Я замер. Второй раз за день я вляпался в искусство, вновь испытав мимолетное чувство воспоминания. Ана стояла не шевелясь, ее фигура мелькала в разрывах тумана, напоминающего паровозный шлейф, сдернутый с места и по прихоти ветра брошенный на случайных зрителей. Оглянувшись, немного ошалелый я рассматривал обрывки облаков, летящие над краем обрыва над прячущейся внизу бухтой и медленно растворяющиеся в морском бризе. Ни одного человека не было видно ни на дороге к поместью, ни на обширном пространстве прибрежной степи. Изящная женская рука цвета темной оливки легла на мое плечо.
— Мне не нравится этот твой капюшон. Сними.
Скелле была безмятежно спокойна. Она смотрела на меня так ласково, что мне стало не по себе — я ведь не помнил, по сути, ничего о наших отношениях и до сих пор ничего ей не рассказал.
— Пойдем. — Вздохнув, я сбросил защиту моей лысины от солнца. — Буду исповедоваться.

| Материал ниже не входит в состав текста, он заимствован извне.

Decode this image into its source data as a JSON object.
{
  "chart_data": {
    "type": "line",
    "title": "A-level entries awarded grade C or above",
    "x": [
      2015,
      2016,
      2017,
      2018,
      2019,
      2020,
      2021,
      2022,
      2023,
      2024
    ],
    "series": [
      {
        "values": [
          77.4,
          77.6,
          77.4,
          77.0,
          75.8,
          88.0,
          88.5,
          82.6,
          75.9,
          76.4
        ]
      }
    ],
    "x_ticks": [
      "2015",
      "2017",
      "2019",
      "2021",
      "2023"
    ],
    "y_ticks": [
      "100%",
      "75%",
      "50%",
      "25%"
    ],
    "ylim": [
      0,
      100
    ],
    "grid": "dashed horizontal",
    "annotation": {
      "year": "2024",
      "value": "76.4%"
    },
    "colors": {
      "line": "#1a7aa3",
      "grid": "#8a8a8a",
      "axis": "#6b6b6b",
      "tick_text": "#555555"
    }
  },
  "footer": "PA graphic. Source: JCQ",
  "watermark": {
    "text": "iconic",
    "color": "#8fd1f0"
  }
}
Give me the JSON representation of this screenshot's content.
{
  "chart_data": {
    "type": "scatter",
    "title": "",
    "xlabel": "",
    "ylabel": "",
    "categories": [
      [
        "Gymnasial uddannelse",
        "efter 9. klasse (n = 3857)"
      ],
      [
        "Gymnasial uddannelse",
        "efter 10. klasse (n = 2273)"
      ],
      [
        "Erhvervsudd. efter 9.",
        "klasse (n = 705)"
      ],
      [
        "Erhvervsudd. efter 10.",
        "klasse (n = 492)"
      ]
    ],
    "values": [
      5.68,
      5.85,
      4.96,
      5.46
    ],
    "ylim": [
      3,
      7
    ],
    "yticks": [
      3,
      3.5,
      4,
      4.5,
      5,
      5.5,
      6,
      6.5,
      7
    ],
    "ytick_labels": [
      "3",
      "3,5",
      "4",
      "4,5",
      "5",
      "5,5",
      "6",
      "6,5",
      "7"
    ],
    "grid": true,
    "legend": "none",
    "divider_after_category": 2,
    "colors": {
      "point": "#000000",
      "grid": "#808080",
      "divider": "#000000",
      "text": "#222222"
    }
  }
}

Ана выглядела невозмутимой и, мне казалось, даже безмятежной. Внутри же меня клубился бешеный водоворот. За время после того, как я обнаружил себя в этом месте, я считал, что уже немного освоился. Я тщательно изучил все записи, сохранившиеся в планшете, вернул слово за словом способность говорить и, наконец, постоянно экспериментировал с кристаллами, уцелевшими среди моих вещей. Мне казалось, что я уже привык и до какой-то степени разобрался с необычными последствиями моего земного происхождения в мире, полном всепоглощающего влияния близкой черной дыры. Я мог раскалить докрасна случайный булыжник, я учился создавать напряженности электрического поля, гасящие накопленную энергию в пугающих и слепящих пробоях разрядов, возился с содой, критически важной для воссоздания самолета. Но до сегодняшнего сумасшедшего дня, как выяснилось, я даже и не представлял, с насколько масштабной и опасной стихией я играл. Внезапное нападение сумасшедшей скелле, затем, уже по моей вине, столкновение с искусством Аны заставили испытать пугающе сильные ощущения, избавление от которых вылилось в неожиданно впечатляющие своим масштабом явления. Если бы я при этом хотя бы управлял процессом, но в обоих случаях под воздействием бездушной магии пробуждался кусочек того Ильи, о котором я ничего не помнил. Именно его эмоции, рефлексы, навыки и кусочки памяти спасали растерявшегося землянина. Это, с одной стороны, беспокоило, а с другой — дарило надежду. Оба раза, когда мое сознание раскалывалось под воздействием магии скелле, я словно бы прикасался к потерянному. Стоило уйти нещадному потоку, и уходили воспоминания, оставляя, как крохотные зудящие язвочки, память о себе. После Длинной в душе засело и никак не хотело покидать меня воспоминание о мучительной пытке вместе с невнятным ощущением ненависти. После Аны смущающей занозой повисло ощущение фантастической близости и неуместное возбуждение.